Moment Inertia about XX – axis and YY – axis is $I_{xx}$ & $I_{yy}$

[2] $I_{xx} = \frac{150 \times 300^3}{12} - \frac{(150 – 10) \times 280^3}{12} = 81.39 \times 10^6 \ mm^4$

$I_{yy} = 2[ 10 \times \frac{150^3}{12}] + \frac{280 \times 10^3}{12} = 5.64 \times 10^6 \ mm^4$

[3] $\bar{y_2} = \frac{150}{2} = 75 \ mm$ (Symmetrical about Y – axis)
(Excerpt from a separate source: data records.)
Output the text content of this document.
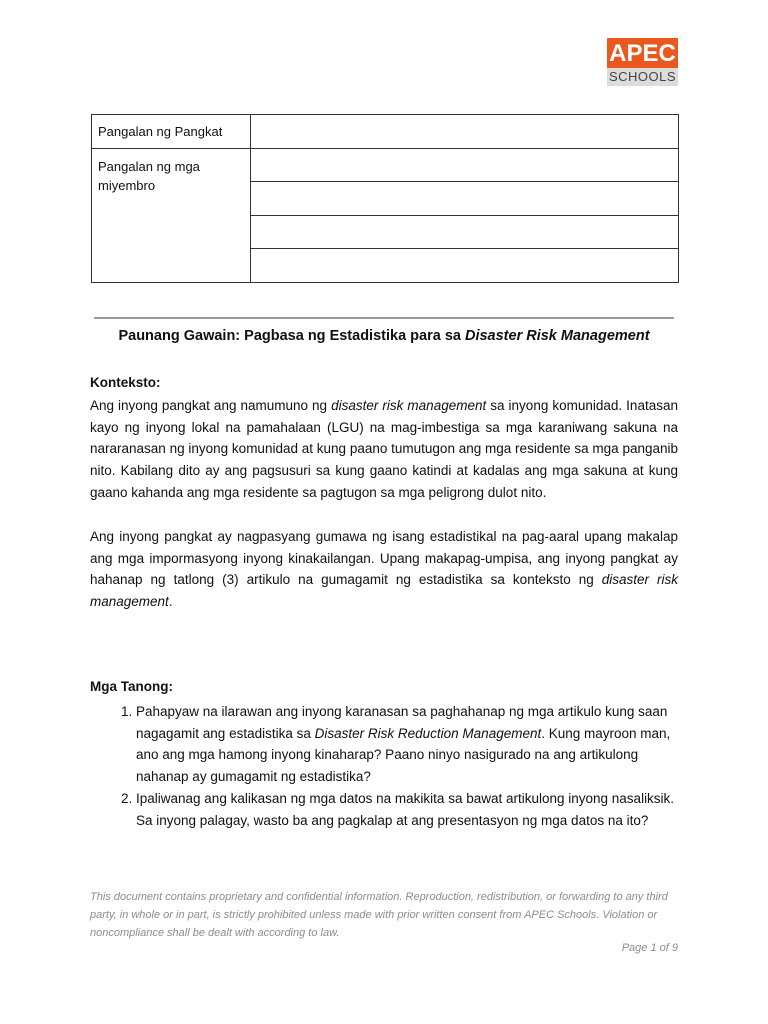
APEC
SCHOOLS
Pangalan ng Pangkat	
Pangalan ng mga miyembro	

Paunang Gawain: Pagbasa ng Estadistika para sa Disaster Risk Management
Konteksto:
Ang inyong pangkat ang namumuno ng disaster risk management sa inyong komunidad. Inatasan kayo ng inyong lokal na pamahalaan (LGU) na mag-imbestiga sa mga karaniwang sakuna na nararanasan ng inyong komunidad at kung paano tumutugon ang mga residente sa mga panganib nito. Kabilang dito ay ang pagsusuri sa kung gaano katindi at kadalas ang mga sakuna at kung gaano kahanda ang mga residente sa pagtugon sa mga peligrong dulot nito.
Ang inyong pangkat ay nagpasyang gumawa ng isang estadistikal na pag-aaral upang makalap ang mga impormasyong inyong kinakailangan. Upang makapag-umpisa, ang inyong pangkat ay hahanap ng tatlong (3) artikulo na gumagamit ng estadistika sa konteksto ng disaster risk management.
Mga Tanong:
1. Pahapyaw na ilarawan ang inyong karanasan sa paghahanap ng mga artikulo kung saan nagagamit ang estadistika sa Disaster Risk Reduction Management. Kung mayroon man, ano ang mga hamong inyong kinaharap? Paano ninyo nasigurado na ang artikulong nahanap ay gumagamit ng estadistika?
2. Ipaliwanag ang kalikasan ng mga datos na makikita sa bawat artikulong inyong nasaliksik. Sa inyong palagay, wasto ba ang pagkalap at ang presentasyon ng mga datos na ito?
This document contains proprietary and confidential information. Reproduction, redistribution, or forwarding to any third party, in whole or in part, is strictly prohibited unless made with prior written consent from APEC Schools. Violation or noncompliance shall be dealt with according to law.
Page 1 of 9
[4] Now, Let ex and ey be the maximum eccentricities about the XX – axis and YY – axis in order to avoid tensile stress. Let P be the longitudinal load on section.

Hence,

$\frac{P}{A} = \frac{P_x \ e_x}{Z_{xx}} $ & $\frac{P}{A} = \frac{P_{ey}}{Z_{yy}}$

$(A = 10 \times 150 \times 2 + 280 \times 10)$

i.e. $A = 5800 \ mm^2$

i.e. $e_x = \frac{Zxx}{A}$ & $e_y = \frac{Z_{yy}}{A}$

But $Z_{xx} = \frac{I_{xx}}{y_1}$ & $Z_{yy} = \frac{I_{yy}}{y^2}$

$Z_{xx} = \frac{81.39 \times 10^6}{150}$ & $Z_{yy} = \frac{5.64 \times 10^6}{75}$

$Z_{xx} = 542.6 \times 10^3 \ mm^3$ & $Z_{yy} = 75.2 \times 10^3 \ mm^3$

$\therefore$ $e_x = \frac{542.6 \times 10^3}{5800}$ & $e_y = \frac{75.2 \times 10^3} {5800}$

$\therefore$ $e_x = 933.55 \ mm$ & $e_y = 12.96 \ mm$

The shaded region in I – Section shows core/kernel of section.